Summer is coming – a time to unwind, revisit joy, perspective and meaning, to discover that less can be more. Disarm stress, and put it in its place.


~ Sister Joan Sobala

Monday, May 9, 2016

Saying Yes to God


Dear Friends,

I’m always glad when Pentecost falls during May, because May is dedicated to Mary, and Mary and the Holy Spirit belong together like water and wine, like bread and butter.

When we look at the lovely statues of Mary in our churches, she is always pictured as young, with a seamless serene, beautiful face. But have you ever seen a statue of the Mary of Pentecost -- the older Mary with strands of gray in her hair, and a face full of character, showing frown lines and laugh lines that only years of hard living bring – a face a bit more leathery without recourse to Neutrogena products!

Mary was about 50 at Pentecost -- give or take a few years. Fifty would have been old then in a culture and time when many were dead before 50. Early on in her life, Mary was overshadowed by the Holy Spirit, and then at Pentecost, Mary and the Spirit of God met again: good friends bonded by love.
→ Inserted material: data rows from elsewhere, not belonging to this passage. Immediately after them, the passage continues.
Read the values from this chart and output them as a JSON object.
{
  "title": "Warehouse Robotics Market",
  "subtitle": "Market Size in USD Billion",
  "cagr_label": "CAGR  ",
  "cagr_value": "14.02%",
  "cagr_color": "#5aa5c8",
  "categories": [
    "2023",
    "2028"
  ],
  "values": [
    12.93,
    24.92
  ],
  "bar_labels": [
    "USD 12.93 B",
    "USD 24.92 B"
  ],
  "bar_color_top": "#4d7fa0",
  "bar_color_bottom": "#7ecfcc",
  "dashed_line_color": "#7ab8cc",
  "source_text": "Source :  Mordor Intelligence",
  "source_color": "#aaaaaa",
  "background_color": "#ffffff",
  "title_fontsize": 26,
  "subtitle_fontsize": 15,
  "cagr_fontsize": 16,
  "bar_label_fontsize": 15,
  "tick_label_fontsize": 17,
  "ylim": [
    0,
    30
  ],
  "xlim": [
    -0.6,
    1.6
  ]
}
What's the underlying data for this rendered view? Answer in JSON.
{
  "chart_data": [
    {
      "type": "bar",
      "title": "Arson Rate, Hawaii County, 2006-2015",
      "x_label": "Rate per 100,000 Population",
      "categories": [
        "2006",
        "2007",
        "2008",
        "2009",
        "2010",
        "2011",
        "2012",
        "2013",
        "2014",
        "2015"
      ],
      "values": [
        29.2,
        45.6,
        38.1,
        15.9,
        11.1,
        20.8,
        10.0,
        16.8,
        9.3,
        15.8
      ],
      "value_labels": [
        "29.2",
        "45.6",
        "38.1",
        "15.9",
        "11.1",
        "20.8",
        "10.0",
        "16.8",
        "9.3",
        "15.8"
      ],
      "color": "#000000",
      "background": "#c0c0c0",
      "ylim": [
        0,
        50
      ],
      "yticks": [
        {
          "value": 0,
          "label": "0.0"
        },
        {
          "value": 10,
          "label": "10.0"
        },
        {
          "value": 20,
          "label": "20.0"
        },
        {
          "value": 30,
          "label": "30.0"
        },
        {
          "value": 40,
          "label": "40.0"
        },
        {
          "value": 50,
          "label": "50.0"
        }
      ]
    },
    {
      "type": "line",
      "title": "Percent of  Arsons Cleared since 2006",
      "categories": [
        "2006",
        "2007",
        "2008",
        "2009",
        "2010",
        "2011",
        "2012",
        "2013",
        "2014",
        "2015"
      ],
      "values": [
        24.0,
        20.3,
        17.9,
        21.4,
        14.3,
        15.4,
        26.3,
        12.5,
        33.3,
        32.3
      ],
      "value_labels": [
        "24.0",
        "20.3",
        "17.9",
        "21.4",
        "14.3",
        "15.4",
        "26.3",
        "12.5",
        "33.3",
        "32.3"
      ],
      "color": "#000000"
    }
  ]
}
Like Mary, when we are young and untried and daring, we are invited to say Yes to God. But, like Mary, once is not enough. So, when we have grown older – when we’ve had a chance to experience great joys or see our world crumble around us, we are again asked to say Yes to God.

It’s not hard to believe that, as a young woman, Mary was like you and me, expecting life to unfold reasonably, gently, easily, one nourishing event after another. But the wind of God took Mary and Joseph to far-flung places: Bethlehem and Egypt and Nazareth and Jerusalem. Mary was in Jerusalem again when the sky darkened on Good Friday, the curtain of the temple was ripped in two and misery seemed to mark the end of Jesus’ life. Mary was there. Did she recognize the Spirit in that moment?

Fifty days later, the Pentecost wind of God that blew over the disciples and it was not a gentle breeze. It tore down and built up and gave life and changed life. It took people’s breath away and breathed newness into them.

What will we do, what will we become when the ruah Yahweh – the wind of God sweeps through our life in these years after our first Yes to God? That is to be seen.

Meanwhile we pray: Come, Holy Spirit. Fill us. Open us. Breathe us free. Blow through us. Be in us. Make us new and ready to be one with You and The Risen One and The Father/Mother of us all. Amen.